American electric vehicles and battery maker Tesla will drop the radar sensor technology in favor of a camera-focused Autopilot system for its Model 3 and Model Y vehicles in North America from this month.
The move came amid growing scrutiny by regulators and media about the safety of what Tesla dubs “Autopilot” and “Full Self-Driving” (FSD) features, following a series of crashes.
“Pure vision Autopilot is now rolling out in North America,” CEO Elon Musk said in a Tweet. He said it plans to release an improved “FSD beta V9.0” based on the pure vision system about three weeks later. “FSD subscription will be enabled around the same time,” he added.
According to the company’s website, Autopilot currently enables a Tesla vehicle to “steer, accelerate and brake automatically within its lane” and FSD adds features such as automatic lane changing and summon. Summon enables a driver to call their car to come pick them up across a parking lot using the Tesla app like a remote control.
The company said these will be the first Tesla vehicles to rely on camera vision and neural net processing to deliver “Autopilot, Full-Self Driving and certain active safety features.” In October, Tesla rolled out the test version of its new FSD system to a limited number of people, enabling cars to navigate on city streets in semi-autonomous mode as well as highways. A wider launch has been delayed.

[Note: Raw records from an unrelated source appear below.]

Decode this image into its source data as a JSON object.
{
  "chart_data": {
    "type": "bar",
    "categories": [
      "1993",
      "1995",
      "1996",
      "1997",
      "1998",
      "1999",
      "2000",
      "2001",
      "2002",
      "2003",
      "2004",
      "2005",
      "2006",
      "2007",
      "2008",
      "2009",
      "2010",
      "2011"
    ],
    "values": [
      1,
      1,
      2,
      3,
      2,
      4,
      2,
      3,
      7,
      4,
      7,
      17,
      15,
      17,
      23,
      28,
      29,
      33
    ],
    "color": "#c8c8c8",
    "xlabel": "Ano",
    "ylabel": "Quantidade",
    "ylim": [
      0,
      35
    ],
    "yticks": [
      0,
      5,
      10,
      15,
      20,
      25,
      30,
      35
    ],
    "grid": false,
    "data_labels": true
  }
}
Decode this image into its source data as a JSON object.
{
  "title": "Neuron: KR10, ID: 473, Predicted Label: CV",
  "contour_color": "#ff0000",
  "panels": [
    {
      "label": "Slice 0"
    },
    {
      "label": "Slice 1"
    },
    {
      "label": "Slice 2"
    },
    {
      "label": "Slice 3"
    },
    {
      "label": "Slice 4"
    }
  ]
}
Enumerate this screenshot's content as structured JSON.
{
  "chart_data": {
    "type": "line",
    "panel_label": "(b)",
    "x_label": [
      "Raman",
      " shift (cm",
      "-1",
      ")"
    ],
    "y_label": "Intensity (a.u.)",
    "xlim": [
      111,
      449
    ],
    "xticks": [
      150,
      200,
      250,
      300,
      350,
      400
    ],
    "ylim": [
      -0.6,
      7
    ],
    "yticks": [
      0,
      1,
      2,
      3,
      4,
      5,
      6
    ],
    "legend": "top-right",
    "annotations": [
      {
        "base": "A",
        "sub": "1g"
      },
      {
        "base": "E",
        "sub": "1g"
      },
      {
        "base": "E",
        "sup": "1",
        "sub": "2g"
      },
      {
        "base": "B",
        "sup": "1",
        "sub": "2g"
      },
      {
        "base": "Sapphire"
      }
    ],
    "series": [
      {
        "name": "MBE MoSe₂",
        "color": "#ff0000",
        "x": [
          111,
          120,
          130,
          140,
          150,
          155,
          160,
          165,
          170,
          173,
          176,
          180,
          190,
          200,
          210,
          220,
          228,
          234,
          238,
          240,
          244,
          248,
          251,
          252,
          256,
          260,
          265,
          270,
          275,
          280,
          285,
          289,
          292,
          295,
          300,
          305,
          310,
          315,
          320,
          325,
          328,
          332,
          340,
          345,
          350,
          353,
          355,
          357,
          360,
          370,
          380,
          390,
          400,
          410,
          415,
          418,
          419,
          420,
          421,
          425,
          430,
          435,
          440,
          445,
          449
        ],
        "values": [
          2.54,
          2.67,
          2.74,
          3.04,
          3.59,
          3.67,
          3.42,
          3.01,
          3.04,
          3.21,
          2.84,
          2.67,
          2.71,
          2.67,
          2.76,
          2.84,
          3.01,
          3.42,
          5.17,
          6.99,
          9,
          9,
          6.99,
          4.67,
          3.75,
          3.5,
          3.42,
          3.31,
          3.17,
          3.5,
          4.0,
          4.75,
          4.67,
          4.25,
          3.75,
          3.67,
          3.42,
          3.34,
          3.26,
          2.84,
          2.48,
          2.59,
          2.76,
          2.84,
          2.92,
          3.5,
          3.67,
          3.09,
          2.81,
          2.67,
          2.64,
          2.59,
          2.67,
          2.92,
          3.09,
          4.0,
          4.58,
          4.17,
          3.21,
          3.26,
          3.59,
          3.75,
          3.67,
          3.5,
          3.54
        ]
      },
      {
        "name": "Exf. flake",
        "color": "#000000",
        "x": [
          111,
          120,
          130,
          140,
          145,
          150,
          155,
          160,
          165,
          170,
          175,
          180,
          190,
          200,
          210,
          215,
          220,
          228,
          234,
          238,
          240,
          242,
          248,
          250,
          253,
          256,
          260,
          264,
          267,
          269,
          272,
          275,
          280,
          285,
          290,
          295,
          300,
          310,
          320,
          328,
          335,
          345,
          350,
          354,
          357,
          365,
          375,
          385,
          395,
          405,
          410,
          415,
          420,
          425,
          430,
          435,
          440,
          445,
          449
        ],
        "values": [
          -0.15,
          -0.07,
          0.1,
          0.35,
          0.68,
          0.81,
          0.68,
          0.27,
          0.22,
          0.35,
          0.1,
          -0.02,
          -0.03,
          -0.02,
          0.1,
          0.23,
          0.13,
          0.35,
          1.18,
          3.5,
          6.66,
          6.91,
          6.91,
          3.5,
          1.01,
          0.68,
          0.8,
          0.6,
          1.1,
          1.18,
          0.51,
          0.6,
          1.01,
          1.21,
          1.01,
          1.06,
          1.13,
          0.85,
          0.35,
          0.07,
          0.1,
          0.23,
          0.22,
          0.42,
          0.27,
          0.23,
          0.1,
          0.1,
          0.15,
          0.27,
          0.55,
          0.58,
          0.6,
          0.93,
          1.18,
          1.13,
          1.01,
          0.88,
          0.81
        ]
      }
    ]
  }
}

While most companies like Alphabet’s autonomous vehicle company Waymo equip their cars with cameras paired with sensors like lidars and radars, Tesla relied on cameras and one radar to detect and analyze objects. Tesla’s approach helped reduce costs and commercialize its driver assistant features, but experts and other companies have raised safety concerns.
Tesla said the transition to a camera-focused system may result in limitations of some features such as lane-centering and parking assistance, saying those functions will be restored via software updates “in the weeks ahead.” All new Model S and Model X cars, as well as all vehicles built for markets outside North America, will still be equipped with a radar, Tesla confirmed.
In March, the electric vehicle pioneer told regulators in California it might not achieve full self-driving technology by the end of 2021, as claimed earlier.